Sexuality, Virginity & “Purity” Series Part 2: Her Burning Bra

This series of posts from the community is in preparation for Paradigm
Shift’s next event, “The Purity Myth: How America’s Obsession with Virginity is Hurting Young Women”
A Discussion with JESSICA VALENTI, Author & Feministing.com
Founder/Editor on TUES, FEB. 23rd, 7pm, NYC. We want to hear your
stories. View call for submissions- deadline 2/19- Click here!


by Courtney Lee Weida

I created this bra to address rites and rituals of women’s bra-wearing. I thought of the bra as an initiation of girls into adolescence and adulthood, at times a marker of physical and symbolic burden as well as pride within a continuum of wearers. I contemplated how women’s breasts and bras change over the course of their lives. I remembered narratives of artists touched by breast cancer, and their ambivalence surrounding the societal expectation that women continue to wear bras and simulate the appearance of breasts (even if these bras made them physically and/or emotionally uncomfortable). Questions of femininity and aesthetics lurked for me in thinking of the forms of stylized lingerie versus the functions of sports bras.
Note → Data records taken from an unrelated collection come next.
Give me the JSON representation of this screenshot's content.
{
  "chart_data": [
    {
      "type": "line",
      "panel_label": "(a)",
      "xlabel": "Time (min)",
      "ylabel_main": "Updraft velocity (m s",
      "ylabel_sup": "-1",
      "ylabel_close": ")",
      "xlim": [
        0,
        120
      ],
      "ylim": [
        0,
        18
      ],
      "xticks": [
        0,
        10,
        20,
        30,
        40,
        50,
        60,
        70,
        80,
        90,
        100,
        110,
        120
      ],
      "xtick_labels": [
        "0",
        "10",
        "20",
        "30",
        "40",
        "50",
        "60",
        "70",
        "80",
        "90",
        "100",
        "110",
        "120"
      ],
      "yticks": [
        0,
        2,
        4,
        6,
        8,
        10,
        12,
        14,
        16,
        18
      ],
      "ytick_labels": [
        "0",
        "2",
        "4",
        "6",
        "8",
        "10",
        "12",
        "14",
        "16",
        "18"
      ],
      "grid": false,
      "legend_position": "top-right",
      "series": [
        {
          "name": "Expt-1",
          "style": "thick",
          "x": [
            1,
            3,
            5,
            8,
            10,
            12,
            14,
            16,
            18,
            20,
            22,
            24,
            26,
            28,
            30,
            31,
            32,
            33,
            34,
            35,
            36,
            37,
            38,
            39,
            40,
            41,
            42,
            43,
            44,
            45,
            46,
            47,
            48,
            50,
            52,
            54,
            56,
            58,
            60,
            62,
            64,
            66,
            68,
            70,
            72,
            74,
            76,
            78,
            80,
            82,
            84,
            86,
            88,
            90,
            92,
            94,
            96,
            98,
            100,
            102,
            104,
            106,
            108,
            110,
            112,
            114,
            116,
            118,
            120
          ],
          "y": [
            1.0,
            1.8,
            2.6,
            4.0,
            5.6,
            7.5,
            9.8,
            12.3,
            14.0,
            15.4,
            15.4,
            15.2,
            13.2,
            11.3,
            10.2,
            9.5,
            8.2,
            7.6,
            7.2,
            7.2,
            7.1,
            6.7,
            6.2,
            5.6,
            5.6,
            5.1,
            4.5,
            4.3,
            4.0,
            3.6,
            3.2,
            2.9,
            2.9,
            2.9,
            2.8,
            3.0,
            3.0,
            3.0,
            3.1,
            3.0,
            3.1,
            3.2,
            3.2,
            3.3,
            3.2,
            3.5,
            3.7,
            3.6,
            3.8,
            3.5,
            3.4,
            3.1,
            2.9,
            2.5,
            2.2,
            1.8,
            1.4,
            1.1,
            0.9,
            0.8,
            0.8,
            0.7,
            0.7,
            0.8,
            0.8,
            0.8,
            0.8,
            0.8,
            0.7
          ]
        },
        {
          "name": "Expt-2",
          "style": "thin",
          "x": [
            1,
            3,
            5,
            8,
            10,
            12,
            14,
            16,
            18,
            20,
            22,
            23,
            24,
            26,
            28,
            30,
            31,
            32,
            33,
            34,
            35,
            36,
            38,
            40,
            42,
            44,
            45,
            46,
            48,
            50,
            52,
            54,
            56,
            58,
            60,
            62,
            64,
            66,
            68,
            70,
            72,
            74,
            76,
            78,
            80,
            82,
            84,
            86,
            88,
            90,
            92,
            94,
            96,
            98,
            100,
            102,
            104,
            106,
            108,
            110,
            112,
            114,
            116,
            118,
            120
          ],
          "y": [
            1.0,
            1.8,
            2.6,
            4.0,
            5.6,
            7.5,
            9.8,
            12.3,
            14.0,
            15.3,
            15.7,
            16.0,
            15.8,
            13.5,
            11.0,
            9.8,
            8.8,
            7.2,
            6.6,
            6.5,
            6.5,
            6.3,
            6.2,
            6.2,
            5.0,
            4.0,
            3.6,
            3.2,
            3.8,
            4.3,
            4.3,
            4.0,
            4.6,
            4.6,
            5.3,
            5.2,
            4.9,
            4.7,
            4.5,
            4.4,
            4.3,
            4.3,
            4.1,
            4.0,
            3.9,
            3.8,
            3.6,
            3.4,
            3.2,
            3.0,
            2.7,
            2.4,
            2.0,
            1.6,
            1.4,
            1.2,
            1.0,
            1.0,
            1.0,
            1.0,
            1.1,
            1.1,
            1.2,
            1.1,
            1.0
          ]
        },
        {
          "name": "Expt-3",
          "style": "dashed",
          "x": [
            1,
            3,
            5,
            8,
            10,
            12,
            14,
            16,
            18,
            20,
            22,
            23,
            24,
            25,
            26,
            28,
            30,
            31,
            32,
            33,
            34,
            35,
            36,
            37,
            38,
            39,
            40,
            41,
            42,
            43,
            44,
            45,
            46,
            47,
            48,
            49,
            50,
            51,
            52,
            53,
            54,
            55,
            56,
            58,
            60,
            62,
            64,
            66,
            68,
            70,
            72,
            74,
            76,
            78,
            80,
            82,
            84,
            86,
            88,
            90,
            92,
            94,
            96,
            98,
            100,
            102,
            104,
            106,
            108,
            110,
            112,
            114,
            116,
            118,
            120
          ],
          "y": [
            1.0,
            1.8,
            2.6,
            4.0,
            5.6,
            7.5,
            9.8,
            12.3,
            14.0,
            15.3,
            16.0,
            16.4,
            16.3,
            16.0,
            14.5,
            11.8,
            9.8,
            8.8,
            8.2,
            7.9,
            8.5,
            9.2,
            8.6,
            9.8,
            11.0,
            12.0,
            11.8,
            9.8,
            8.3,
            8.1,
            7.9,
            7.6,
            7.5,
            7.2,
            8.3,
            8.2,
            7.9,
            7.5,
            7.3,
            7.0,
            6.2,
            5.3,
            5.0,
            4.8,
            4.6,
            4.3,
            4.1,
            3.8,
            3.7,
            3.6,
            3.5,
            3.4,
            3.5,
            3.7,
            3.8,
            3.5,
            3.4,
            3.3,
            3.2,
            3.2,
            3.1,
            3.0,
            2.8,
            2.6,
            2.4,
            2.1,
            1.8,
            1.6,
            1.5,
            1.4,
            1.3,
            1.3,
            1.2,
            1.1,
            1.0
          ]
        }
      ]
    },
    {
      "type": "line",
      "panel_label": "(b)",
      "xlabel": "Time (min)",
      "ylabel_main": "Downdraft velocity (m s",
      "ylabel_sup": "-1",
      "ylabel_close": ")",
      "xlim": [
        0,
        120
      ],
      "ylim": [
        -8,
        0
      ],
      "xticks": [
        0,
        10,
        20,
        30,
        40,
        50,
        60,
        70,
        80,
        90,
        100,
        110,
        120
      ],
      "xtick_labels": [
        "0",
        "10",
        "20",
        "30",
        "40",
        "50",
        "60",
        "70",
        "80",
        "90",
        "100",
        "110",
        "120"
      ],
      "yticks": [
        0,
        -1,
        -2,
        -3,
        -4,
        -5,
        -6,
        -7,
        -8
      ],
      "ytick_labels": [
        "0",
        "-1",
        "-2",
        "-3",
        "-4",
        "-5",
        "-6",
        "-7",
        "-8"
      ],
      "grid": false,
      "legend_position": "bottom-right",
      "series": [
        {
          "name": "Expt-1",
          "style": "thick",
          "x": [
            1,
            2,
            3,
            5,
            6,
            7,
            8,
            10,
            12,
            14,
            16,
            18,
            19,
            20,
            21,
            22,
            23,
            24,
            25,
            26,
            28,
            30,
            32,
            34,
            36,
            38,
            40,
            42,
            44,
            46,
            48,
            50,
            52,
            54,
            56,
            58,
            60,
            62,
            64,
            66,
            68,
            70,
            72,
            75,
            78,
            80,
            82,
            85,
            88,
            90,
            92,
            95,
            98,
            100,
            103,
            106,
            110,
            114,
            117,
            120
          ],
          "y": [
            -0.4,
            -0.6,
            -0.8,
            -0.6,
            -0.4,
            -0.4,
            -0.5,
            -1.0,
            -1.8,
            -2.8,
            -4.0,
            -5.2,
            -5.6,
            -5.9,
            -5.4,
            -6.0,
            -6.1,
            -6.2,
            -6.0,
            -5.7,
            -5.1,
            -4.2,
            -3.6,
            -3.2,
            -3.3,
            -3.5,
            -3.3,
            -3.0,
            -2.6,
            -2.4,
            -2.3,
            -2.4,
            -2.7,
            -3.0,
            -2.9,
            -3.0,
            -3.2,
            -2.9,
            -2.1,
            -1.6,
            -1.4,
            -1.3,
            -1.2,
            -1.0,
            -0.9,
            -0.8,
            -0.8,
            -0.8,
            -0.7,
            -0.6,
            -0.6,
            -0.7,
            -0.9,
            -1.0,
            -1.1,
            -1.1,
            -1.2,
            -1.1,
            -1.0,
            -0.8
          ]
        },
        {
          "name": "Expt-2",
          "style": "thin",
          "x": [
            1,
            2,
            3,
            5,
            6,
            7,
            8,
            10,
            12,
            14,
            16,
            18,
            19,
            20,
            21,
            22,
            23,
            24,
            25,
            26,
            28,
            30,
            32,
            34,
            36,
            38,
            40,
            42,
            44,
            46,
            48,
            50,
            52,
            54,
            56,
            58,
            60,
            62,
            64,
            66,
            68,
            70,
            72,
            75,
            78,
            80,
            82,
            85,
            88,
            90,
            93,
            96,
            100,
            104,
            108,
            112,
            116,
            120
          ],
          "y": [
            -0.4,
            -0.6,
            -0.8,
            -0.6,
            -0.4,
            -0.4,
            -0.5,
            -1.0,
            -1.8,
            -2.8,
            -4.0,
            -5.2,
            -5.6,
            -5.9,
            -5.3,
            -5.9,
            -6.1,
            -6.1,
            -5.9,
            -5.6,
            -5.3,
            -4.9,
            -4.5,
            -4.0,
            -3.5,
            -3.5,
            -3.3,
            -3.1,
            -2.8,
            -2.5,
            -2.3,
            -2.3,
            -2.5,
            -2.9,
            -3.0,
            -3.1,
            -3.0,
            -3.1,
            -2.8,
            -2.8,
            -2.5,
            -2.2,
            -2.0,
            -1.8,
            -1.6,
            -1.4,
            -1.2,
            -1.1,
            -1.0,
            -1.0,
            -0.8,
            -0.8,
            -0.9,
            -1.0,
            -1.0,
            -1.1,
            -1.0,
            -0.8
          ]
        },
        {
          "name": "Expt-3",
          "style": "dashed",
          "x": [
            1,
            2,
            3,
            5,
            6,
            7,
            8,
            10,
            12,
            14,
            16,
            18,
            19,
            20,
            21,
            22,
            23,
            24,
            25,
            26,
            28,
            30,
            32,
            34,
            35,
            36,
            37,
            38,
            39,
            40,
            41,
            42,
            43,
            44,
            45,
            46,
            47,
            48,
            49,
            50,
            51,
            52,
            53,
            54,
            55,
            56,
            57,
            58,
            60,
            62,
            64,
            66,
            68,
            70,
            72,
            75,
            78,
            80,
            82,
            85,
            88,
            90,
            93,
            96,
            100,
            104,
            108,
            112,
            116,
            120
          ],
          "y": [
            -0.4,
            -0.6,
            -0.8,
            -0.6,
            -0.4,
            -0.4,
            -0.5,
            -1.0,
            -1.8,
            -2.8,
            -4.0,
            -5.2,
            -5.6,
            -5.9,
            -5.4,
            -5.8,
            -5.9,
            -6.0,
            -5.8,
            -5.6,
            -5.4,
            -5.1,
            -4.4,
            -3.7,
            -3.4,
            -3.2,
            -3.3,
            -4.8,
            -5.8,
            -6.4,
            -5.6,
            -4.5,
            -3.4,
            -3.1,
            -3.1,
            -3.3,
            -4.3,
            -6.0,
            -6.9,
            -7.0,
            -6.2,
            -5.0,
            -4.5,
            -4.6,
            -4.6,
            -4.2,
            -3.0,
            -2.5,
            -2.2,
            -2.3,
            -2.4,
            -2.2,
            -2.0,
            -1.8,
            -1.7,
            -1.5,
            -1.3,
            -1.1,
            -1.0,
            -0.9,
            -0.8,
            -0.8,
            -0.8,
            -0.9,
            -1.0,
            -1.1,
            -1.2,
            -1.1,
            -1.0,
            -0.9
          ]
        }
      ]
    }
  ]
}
I also thought of the conflation of burning draft cards with casting off restrictive clothing of the 1960s into supposed bra-burning. Bra-burning stuck with me, as an inherited idea(l) of women casting off restrictive aspects of femininity. I visualized symbols of beauty associated with images of bras that I would like to banish from my own consciousness. The pristine Hollywood image of the bride and of the mother stood out as my targets. And yet, I found myself again ensorcelled by the allure of these images and symbols. My burning bra (which has been literally set on fire throughout the process of making it) has become an object of protest, as well as a sort of vessel and vigil for my experience of problems in feminine and/or female beauty.